Mad Men just gets better and better, though I have heard that the sixth season is not as good as the fifth, which is what I am on now. That's okay, I will adjust. I am sure that it is still better than most things on television. Can it be considered as being "on television"?
I just saw the episode in which Lane hangs himself in the office after being caught embezzling. His suicide note was in the form of a resignation letter from the firm. It was the option that he was given, resignation, rather than face the legal consequences. He opted otherwise.
Cato is on his way here. He began a pre-sunrise photo day, crossed the bridge to Sausalito in the dark, early morning, high iso, etc. Now, he heads towards Sonoma looking to shoot. I suppose I should put a battery on the charger. Perhaps we will hike.

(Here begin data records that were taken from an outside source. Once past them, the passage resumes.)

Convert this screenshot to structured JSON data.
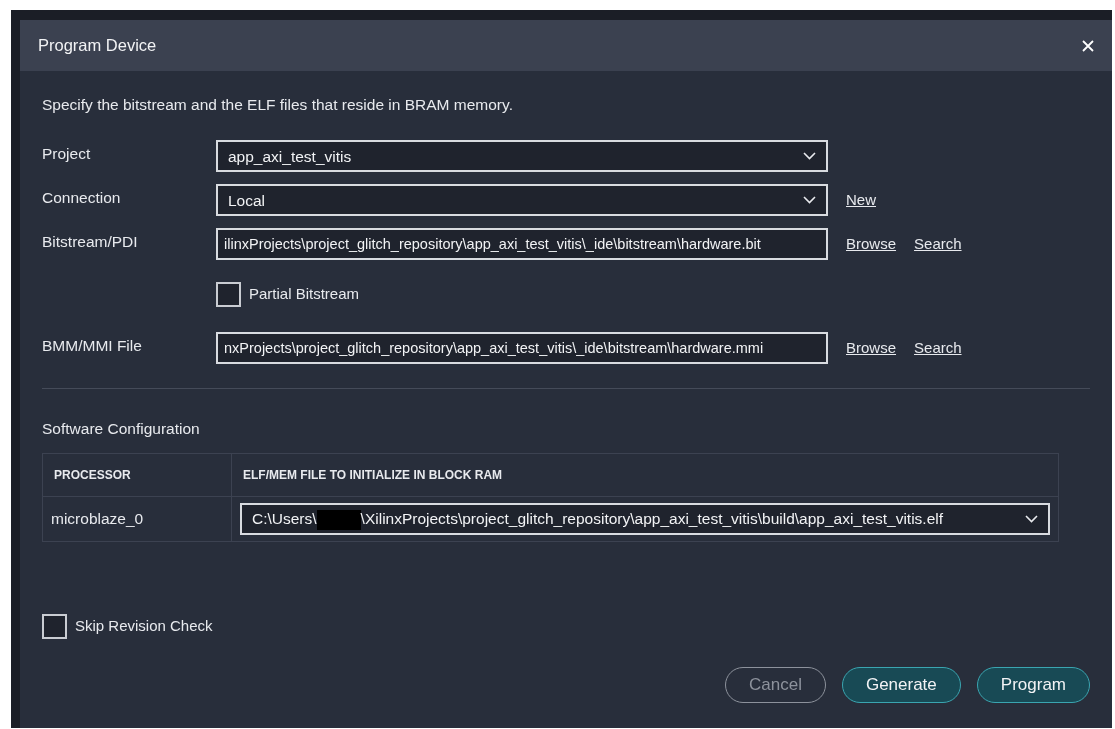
{
  "window": {
    "title": "Program Device"
  },
  "description": "Specify the bitstream and the ELF files that reside in BRAM memory.",
  "fields": [
    {
      "kind": "select",
      "label": "Project",
      "value": "app_axi_test_vitis"
    },
    {
      "kind": "select",
      "label": "Connection",
      "value": "Local",
      "links": [
        "New"
      ]
    },
    {
      "kind": "text",
      "label": "Bitstream/PDI",
      "value": "ilinxProjects\\project_glitch_repository\\app_axi_test_vitis\\_ide\\bitstream\\hardware.bit",
      "links": [
        "Browse",
        "Search"
      ]
    },
    {
      "kind": "checkbox",
      "label": "Partial Bitstream",
      "checked": false
    },
    {
      "kind": "text",
      "label": "BMM/MMI File",
      "value": "nxProjects\\project_glitch_repository\\app_axi_test_vitis\\_ide\\bitstream\\hardware.mmi",
      "links": [
        "Browse",
        "Search"
      ]
    }
  ],
  "software_configuration": {
    "title": "Software Configuration",
    "columns": [
      "PROCESSOR",
      "ELF/MEM FILE TO INITIALIZE IN BLOCK RAM"
    ],
    "rows": [
      {
        "processor": "microblaze_0",
        "file_before": "C:\\Users\\",
        "redacted": true,
        "file_after": "\\XilinxProjects\\project_glitch_repository\\app_axi_test_vitis\\build\\app_axi_test_vitis.elf"
      }
    ]
  },
  "skip_revision_check": {
    "label": "Skip Revision Check",
    "checked": false
  },
  "buttons": [
    {
      "label": "Cancel",
      "disabled": true
    },
    {
      "label": "Generate",
      "disabled": false
    },
    {
      "label": "Program",
      "disabled": false
    }
  ]
}
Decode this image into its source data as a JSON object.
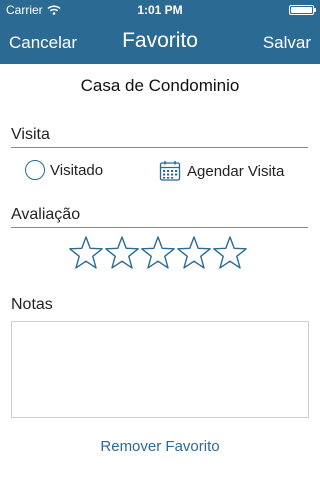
{
  "status_bar": {
    "carrier": "Carrier",
    "time": "1:01 PM"
  },
  "nav": {
    "left_button": "Cancelar",
    "title": "Favorito",
    "right_button": "Salvar"
  },
  "place": {
    "name": "Casa de Condominio"
  },
  "visit": {
    "label": "Visita",
    "visited_option": "Visitado",
    "visited_selected": false,
    "schedule_option": "Agendar Visita"
  },
  "rating": {
    "label": "Avaliação",
    "value": 0,
    "max": 5
  },
  "notes": {
    "label": "Notas",
    "value": ""
  },
  "actions": {
    "remove_favorite": "Remover Favorito"
  },
  "icons": [
    "wifi-icon",
    "battery-icon",
    "radio-icon",
    "calendar-icon",
    "star-icon"
  ],
  "colors": {
    "brand": "#2b6a92",
    "background": "#ffffff",
    "divider": "#8a8a8a",
    "text": "#222222"
  }
}
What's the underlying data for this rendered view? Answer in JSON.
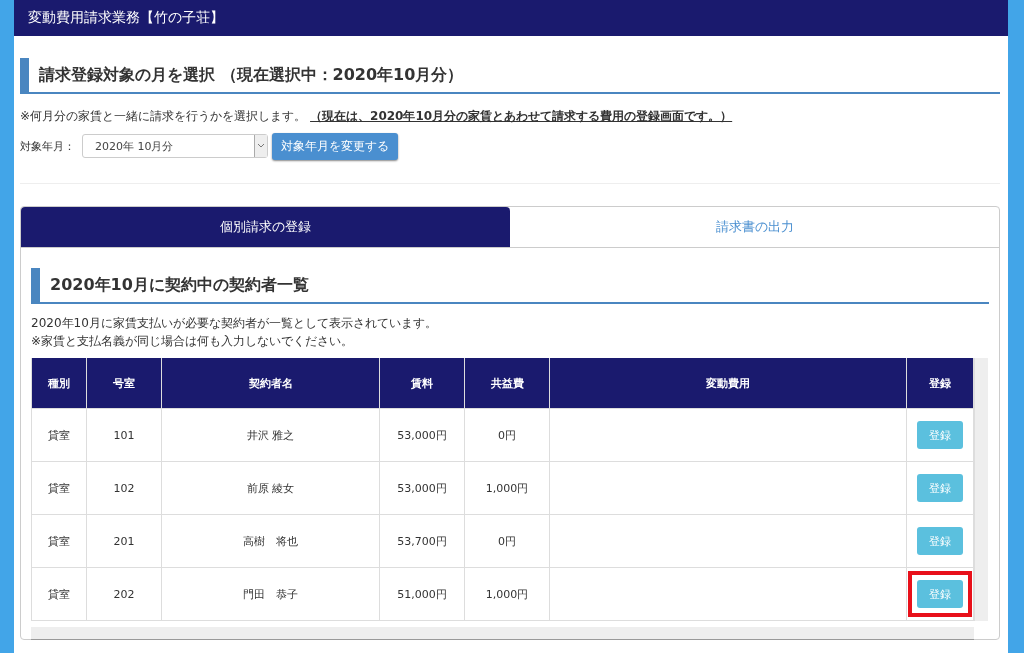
{
  "header": {
    "title": "変動費用請求業務【竹の子荘】"
  },
  "month_section": {
    "heading": "請求登録対象の月を選択 （現在選択中：2020年10月分）",
    "note": "※何月分の家賃と一緒に請求を行うかを選択します。",
    "note_emphasis": "（現在は、2020年10月分の家賃とあわせて請求する費用の登録画面です。）",
    "select_label": "対象年月：",
    "select_value": "2020年 10月分",
    "change_button": "対象年月を変更する"
  },
  "tabs": [
    {
      "label": "個別請求の登録",
      "selected": true
    },
    {
      "label": "請求書の出力",
      "selected": false
    }
  ],
  "list_section": {
    "heading": "2020年10月に契約中の契約者一覧",
    "description": [
      "2020年10月に家賃支払いが必要な契約者が一覧として表示されています。",
      "※家賃と支払名義が同じ場合は何も入力しないでください。"
    ]
  },
  "table": {
    "columns": [
      "種別",
      "号室",
      "契約者名",
      "賃料",
      "共益費",
      "変動費用",
      "登録"
    ],
    "rows": [
      {
        "cells": [
          "貸室",
          "101",
          "井沢 雅之",
          "53,000円",
          "0円",
          ""
        ],
        "button": "登録",
        "highlighted": false
      },
      {
        "cells": [
          "貸室",
          "102",
          "前原 綾女",
          "53,000円",
          "1,000円",
          ""
        ],
        "button": "登録",
        "highlighted": false
      },
      {
        "cells": [
          "貸室",
          "201",
          "高樹　将也",
          "53,700円",
          "0円",
          ""
        ],
        "button": "登録",
        "highlighted": false
      },
      {
        "cells": [
          "貸室",
          "202",
          "門田　恭子",
          "51,000円",
          "1,000円",
          ""
        ],
        "button": "登録",
        "highlighted": true
      }
    ]
  }
}
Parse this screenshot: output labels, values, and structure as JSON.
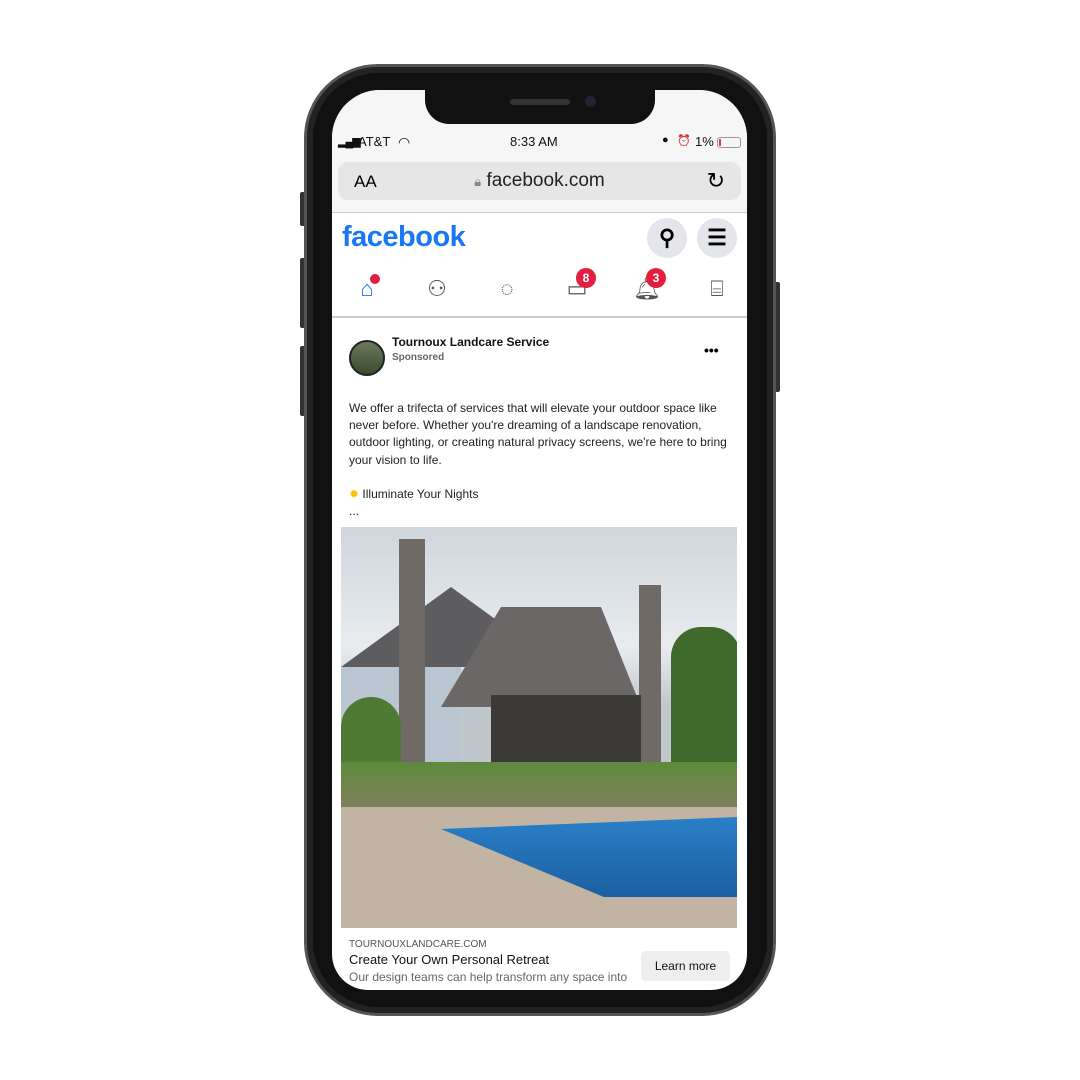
{
  "status": {
    "carrier": "AT&T",
    "time": "8:33 AM",
    "battery": "1%"
  },
  "browser": {
    "text_size": "AA",
    "url": "facebook.com"
  },
  "header": {
    "logo": "facebook",
    "accent": "#1877f2"
  },
  "nav": {
    "items": [
      {
        "name": "home"
      },
      {
        "name": "friends"
      },
      {
        "name": "messenger"
      },
      {
        "name": "watch",
        "badge": "8"
      },
      {
        "name": "notifications",
        "badge": "3"
      },
      {
        "name": "marketplace"
      }
    ]
  },
  "post": {
    "author": "Tournoux Landcare Service",
    "label": "Sponsored",
    "text": "We offer a trifecta of services that will elevate your outdoor space like never before. Whether you're dreaming of a landscape renovation, outdoor lighting, or creating natural privacy screens, we're here to bring your vision to life.",
    "highlight": "Illuminate Your Nights",
    "ellipsis": "...",
    "link_domain": "TOURNOUXLANDCARE.COM",
    "link_title": "Create Your Own Personal Retreat",
    "link_desc": "Our design teams can help transform any space into",
    "cta": "Learn more"
  }
}
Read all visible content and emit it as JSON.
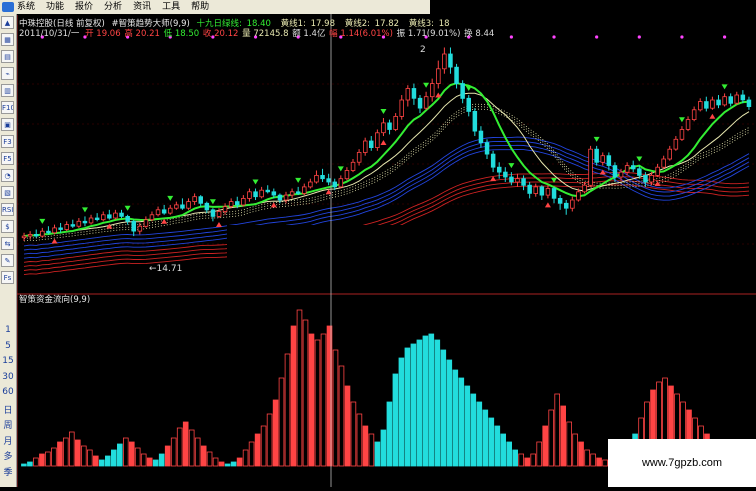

I spoke very briefly with Rhys this morning. He will attend the services for his great-grandfather. His first, the grandfather's last. That is the way of things.
I remember being traumatized at the first funeral that I attended. It was not due to my understanding of what was happening, but rather my brother's reaction to his understanding. He was crying, inconsolable. It was a close friend of the family, of my father's. Joe Crow was his name. My brother's reaction affected me most of all, him being my big brother, me seeing the power that it held over him.
It left an impression of death. A strong one. Finality is restful, in a way. Once the shock passes, the newness subsides, then mostly only acceptance remains. It leaves few choices in how to react as time passes. There are only the choices in how to feel. It's the same as when people are alive, only with the imaginary arrogance of self involvement for another removed. You are no longer provided the luxury of the idea that you can do anything about it, or them, at all. It's like a marriage ending. Life and love are ever meddlesome, death restful.
Everything becomes "if only..." for a time. Then, even that recedes, powerless against the present, past, and all else.